The dataset contains 2661 cell nuclei of 37 fluorescence microscopy images. The cells were taken from the Huh7 and HepG2 liver cancer cell lines and stained with nuclear Hoechst 33258. Their images were digitized at 20x microscope objective lens and pixel resolution was 768×1024. The nuclei in these images were manually annotated by our biologist collaborator. Original RGB images are stored in images folder and files storing annotated cells are in annotations folder. In an annotation file, cells are labeled starting from 1, which is the label of the top-left cell. Name of annotation files are compatible with its corresponding original image, which means that the annotation file named as 1 stores annotation of cells in the image 1.jpg.
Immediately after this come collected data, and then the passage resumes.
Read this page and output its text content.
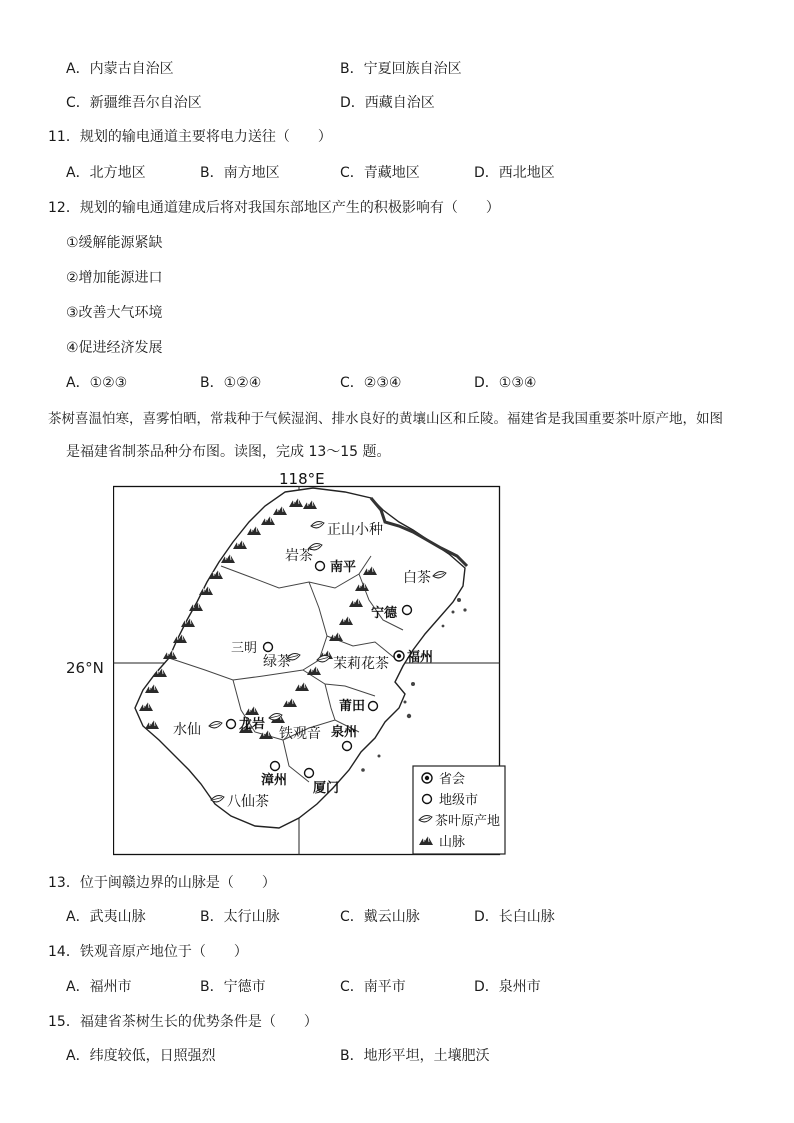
A．内蒙古自治区	B．宁夏回族自治区
C．新疆维吾尔自治区	D．西藏自治区
11．规划的输电通道主要将电力送往（　　）
A．北方地区	B．南方地区	C．青藏地区	D．西北地区
12．规划的输电通道建成后将对我国东部地区产生的积极影响有（　　）
①缓解能源紧缺
②增加能源进口
③改善大气环境
④促进经济发展
A．①②③	B．①②④	C．②③④	D．①③④
茶树喜温怕寒，喜雾怕晒，常栽种于气候湿润、排水良好的黄壤山区和丘陵。福建省是我国重要茶叶原产地，如图
是福建省制茶品种分布图。读图，完成 13～15 题。
118°E
正山小种
岩茶
白茶
绿茶	茉莉花茶
水仙	铁观音
八仙茶
南平
宁德
三明
福州
莆田
龙岩
泉州
漳州
厦门
省会
地级市
茶叶原产地
山脉
26°N
13．位于闽赣边界的山脉是（　　）
A．武夷山脉	B．太行山脉	C．戴云山脉	D．长白山脉
14．铁观音原产地位于（　　）
A．福州市	B．宁德市	C．南平市	D．泉州市
15．福建省茶树生长的优势条件是（　　）
A．纬度较低，日照强烈	B．地形平坦，土壤肥沃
The images are numbered starting from 1. The first 25 images belong to the Hepg2 cell line. The rest belong to the Huh7 cell line.
We split the dataset into two sets, training and test sets. To have a fair benchmarking, you may want to use the same training and test sets. Below, you can find the images used for training and test sets, seperately.
-
Training set:
- Hepg2 -> 1, 3, 7, 15, 23
- Huh7 -> 27, 28, 33, 35, 39
-
Test set:
- Hepg2 -> 2, 4, 5, 6, 11, 12, 13, 14, 16, 17, 18, 19, 20, 21, 24, 25
- Huh7 -> 26, 29, 30, 31, 32, 34, 36, 37, 38, 40, 41
We use 785 nuclei of ten randomly selected images (five Huh7 and five HepG2 cell line images) in the training set, on which the model parameters are estimated. The nuclei in the remaining 27 images are used for testing. HepG2 cells tend to grow in more overlayers than Huh7 cells. This leads to more overlapping nuclei in the images of the HepG2 cell line. Thus, we separately test our algorithm for these cell lines. The Huh7 cell line test set includes 891 nuclei of 11 images and the HepG2 cell line test set includes 985 nuclei of 16 images.
It is made publicly available in the hope of accelerating microscopic image analysis research. For further information please contact Cigdem Gunduz-Demir via email gunduz@cs.bilkent.edu.tr.
You can find the publications published by our group which use this dataset for experimental analysis:
[1] C.F. Koyuncu, R. Cetin-Atalay, and C. Gunduz-Demir, "Object Oriented Segmentation of Cell Nuclei in Fluorescence Microscopy Images," Cytometry: Part A (in revision).
[2] C.F. Koyuncu, A. Akhan, T. Ersahin, R. Cetin-Atalay, and C. Gunduz-Demir, "Iterative h-minima based marker-controlled watershed for cell nucleus segmentation," Cytometry: Part A, 89A:338-249, 2016.
[3] S. Arslan, T. Ersahin, R. Cetin-Atalay, and C. Gunduz-Demir, "Attributed relational graphs for cell nucleus segmentation in fluorescence microscopy images," IEEE Transactions on Medical Imaging, 32(6):1121-1131, 2013.
If you use this dataset in your research papers, please refer one of the articles mentioned above.